The findings, published in a peer-reviewed study in the journal One Earth, used data from more than 10 billion sleep-duration measurements from tracking wristbands across 68 different countries and combined that with local weather and climate data.
“We found that warmer than average nights harmed human sleep globally and unequally so people sleep less and the probability of having a short night of sleep steeply increases as the temperatures warm outside,” said Kelton Minor, a doctoral student at the University of Copenhagen Center for Social Data Science and the lead author of the study.
“And I think importantly, we found that this hidden human cost of heat is not distributed equally in the population,” Minor said, noting that he and his colleagues found that sleep loss per degree of warming occurs approximately twice as much among the elderly as compared to younger or middle aged adults. That rate was approximately three times higher for lower income versus high income countries.
Minor said that nighttime temperatures are warming faster than daytime temperatures for two reasons: anthropogenic – or human-induced – climate change and urbanization.
“On top of the global warming that we are experiencing, which is warming in most land-based regions faster at night than during the day, we also have more people moving into urban environments where the urban fabric itself—the asphalt, the lack of greenery—releases heat at night when people are sleeping,” he said. “So it creates this urban heat island effect, which amplifies nighttime temperatures.”
Donald Edmondson, a social psychologist and the director of the Center for Behavioral Cardiovascular Health at Columbia University Irving Medical Center, said the study was one of the first to measure the effects of climate change on sleep patterns.
That is significant, Edmondson said, because of what research has found about the links between length of sleep and the risk of adverse health events.
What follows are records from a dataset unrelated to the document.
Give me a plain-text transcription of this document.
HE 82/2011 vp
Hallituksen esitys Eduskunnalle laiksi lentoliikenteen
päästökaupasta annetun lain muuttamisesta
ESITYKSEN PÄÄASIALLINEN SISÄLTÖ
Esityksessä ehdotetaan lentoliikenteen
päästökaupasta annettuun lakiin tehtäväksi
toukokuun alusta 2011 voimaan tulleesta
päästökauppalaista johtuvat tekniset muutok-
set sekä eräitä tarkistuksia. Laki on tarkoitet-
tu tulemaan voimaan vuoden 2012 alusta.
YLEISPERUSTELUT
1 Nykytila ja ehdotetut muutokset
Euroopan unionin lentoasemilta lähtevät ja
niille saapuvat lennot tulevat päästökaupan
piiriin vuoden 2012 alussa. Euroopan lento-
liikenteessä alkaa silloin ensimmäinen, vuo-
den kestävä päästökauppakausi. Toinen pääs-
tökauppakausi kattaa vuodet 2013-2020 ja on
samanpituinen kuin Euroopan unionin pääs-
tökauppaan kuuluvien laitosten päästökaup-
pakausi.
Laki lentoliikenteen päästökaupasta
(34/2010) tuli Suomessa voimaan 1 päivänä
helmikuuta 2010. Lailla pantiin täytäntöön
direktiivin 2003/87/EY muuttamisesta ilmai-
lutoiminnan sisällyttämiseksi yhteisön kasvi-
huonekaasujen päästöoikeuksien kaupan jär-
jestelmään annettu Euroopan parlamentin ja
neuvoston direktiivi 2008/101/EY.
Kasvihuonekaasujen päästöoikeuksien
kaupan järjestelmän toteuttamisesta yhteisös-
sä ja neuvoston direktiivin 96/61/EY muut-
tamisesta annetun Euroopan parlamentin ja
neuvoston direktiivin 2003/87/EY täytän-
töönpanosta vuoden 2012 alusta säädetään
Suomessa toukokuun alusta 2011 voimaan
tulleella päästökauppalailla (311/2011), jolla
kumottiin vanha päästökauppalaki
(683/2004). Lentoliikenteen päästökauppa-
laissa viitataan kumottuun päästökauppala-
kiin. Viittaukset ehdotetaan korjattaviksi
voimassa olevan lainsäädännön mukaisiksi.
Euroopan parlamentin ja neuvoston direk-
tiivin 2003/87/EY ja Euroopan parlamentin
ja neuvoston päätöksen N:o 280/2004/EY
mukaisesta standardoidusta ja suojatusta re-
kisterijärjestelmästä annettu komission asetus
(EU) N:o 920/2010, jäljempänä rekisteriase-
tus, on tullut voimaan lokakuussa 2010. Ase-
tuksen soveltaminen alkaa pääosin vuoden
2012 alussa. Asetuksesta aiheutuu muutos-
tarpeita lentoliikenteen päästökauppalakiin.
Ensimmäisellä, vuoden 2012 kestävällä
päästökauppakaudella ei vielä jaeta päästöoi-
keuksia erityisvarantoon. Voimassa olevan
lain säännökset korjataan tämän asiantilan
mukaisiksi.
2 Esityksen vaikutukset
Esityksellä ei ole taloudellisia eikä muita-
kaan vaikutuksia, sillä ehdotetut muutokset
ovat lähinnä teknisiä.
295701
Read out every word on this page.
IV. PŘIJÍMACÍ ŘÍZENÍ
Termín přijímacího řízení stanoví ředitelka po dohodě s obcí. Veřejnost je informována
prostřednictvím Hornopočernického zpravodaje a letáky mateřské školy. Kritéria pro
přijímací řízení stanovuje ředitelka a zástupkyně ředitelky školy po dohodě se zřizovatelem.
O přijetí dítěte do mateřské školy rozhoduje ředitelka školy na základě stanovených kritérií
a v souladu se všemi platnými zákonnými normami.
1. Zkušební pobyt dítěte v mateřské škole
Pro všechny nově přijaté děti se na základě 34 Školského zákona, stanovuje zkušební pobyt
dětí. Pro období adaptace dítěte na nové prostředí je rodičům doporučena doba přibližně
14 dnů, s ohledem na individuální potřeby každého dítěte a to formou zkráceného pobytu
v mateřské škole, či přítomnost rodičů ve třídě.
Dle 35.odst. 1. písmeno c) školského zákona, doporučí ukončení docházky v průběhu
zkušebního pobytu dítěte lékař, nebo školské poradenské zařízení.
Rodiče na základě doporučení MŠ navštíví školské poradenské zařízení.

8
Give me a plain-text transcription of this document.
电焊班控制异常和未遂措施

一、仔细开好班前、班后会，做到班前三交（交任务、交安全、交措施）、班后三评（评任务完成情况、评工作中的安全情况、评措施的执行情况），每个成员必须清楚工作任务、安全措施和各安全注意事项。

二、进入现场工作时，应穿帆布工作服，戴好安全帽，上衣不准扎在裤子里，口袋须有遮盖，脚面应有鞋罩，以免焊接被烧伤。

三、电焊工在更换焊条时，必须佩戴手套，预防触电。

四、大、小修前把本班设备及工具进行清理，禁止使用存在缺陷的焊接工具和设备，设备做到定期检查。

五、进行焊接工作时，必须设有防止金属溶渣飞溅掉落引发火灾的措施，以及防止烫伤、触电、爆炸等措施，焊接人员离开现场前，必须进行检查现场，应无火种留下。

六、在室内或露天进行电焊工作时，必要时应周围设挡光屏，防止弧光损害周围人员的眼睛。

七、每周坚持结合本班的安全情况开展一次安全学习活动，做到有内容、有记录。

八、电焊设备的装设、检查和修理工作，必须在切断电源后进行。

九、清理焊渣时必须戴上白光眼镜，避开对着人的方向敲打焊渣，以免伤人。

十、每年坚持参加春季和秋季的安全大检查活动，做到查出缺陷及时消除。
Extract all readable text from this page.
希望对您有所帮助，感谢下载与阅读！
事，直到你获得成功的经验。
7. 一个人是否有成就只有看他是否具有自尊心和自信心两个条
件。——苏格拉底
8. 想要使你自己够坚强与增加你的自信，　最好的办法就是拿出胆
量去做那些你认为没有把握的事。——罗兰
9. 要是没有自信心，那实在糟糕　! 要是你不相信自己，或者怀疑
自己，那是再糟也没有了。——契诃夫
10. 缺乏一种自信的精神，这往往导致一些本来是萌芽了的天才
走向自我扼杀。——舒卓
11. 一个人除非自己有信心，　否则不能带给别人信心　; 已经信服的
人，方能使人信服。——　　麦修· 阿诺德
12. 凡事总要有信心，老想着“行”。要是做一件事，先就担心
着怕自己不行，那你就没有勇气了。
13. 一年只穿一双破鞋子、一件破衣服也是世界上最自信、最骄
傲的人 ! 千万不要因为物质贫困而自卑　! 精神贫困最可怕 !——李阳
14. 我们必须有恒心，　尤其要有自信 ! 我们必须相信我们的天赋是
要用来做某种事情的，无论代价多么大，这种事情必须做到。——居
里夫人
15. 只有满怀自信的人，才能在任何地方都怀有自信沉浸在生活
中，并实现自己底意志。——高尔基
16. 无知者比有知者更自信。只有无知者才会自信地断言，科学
He said that one analysis has shown that when people sleep for fewer than 6 hours, they are as much as 50 percent more likely to have a cardiovascular event.
“In the long term, as short sleep nights accumulate, the risk continues to increase,” Edmondson said.
Minor said that researchers were unable to determine why those lower-income countries were at greater risk for sleep loss.
“We don’t know exactly why,” Minor said. “It could be access to air conditioning, it may be access to other technologies. Unfortunately, we did not randomize or measure those outcomes. But what we do know is that there is a large disparity in the size of the effect by country income level. And, you know, that’s sort of ground for future research as well to try to understand what is driving that vulnerability.”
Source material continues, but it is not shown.